DataLab-Web is fully internationalised: English is the source language and French is the first translated locale. The framework, the user-facing behaviour and the full contributor workflow are documented in the Internationalisation section of README.md. In short:

  • Wrap every new user-facing string in t("…") (from src/i18n/translate); use t("…{x}…", { x }) for interpolation. Never translate brand names or AI-assistant system prompts.
  • Run npm run i18n:extract to merge new keys into src/locales/fr.json, then fill in the translations.
  • Run npm run i18n:check to verify there are no missing or empty keys (it is wise to run this in CI).
  • Keys referenced only through a variable must be listed in src/locales/_dynamic-keys.json.

Temporary shims

DataLab-Web sometimes backports a feature or patches a bug that is fixed upstream (guidata, sigima, …) but not yet in a released wheel.
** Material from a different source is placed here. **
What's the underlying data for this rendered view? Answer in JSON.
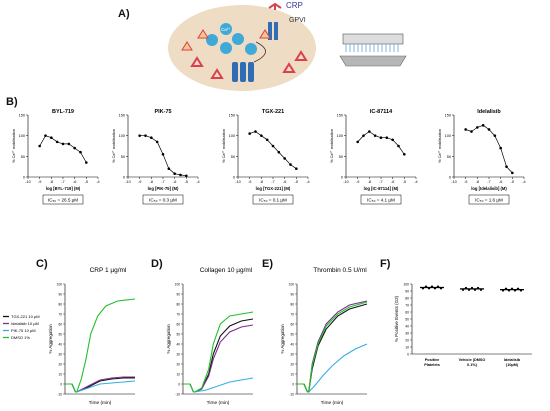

These temporary shims are tracked centrally so they can be audited and removed once upstream catches up. Every backport shim is declared once in src/runtime/shims/registry.ts, carries # TEMPORARY SHIM / @shim-registry: <id> markers in its source, and is kept in sync by a network-free anti-drift test that runs in npm test. Run npm run audit:shims (or the 🔍 Audit shims (versions) task) to see which shims are now removable. Full workflow — adding, registering and removing a shim — is in doc/shim-registry.md.

Pull requests

  • Open a pull request against main.
  • Make sure the project still builds (npm run build), passes lint (npm run lint), formatting (npm run format:check) and tests (npm test, plus Playwright when UI behaviour changes — see doc/testing-strategy.md).
  • When you add or restructure a top-level subsystem (a new worker, a new bridge, a new Python helper module …), update doc/architecture.md in the same commit so the layer / component diagrams stay accurate.
  • User-visible changes: add a bullet under the [Unreleased] section of CHANGELOG.md, in the appropriate Added / Changed / Fixed / Removed group. The release script promotes that section to a versioned heading at tag time (and refuses to release if it is empty, unless --allow-empty-changelog is passed for tag-only / infrastructure releases). The in-app Help > Release notes dialog renders the file directly.
  • Keep commits focused; split unrelated changes.
  • Apply the GenAI commit convention above where relevant.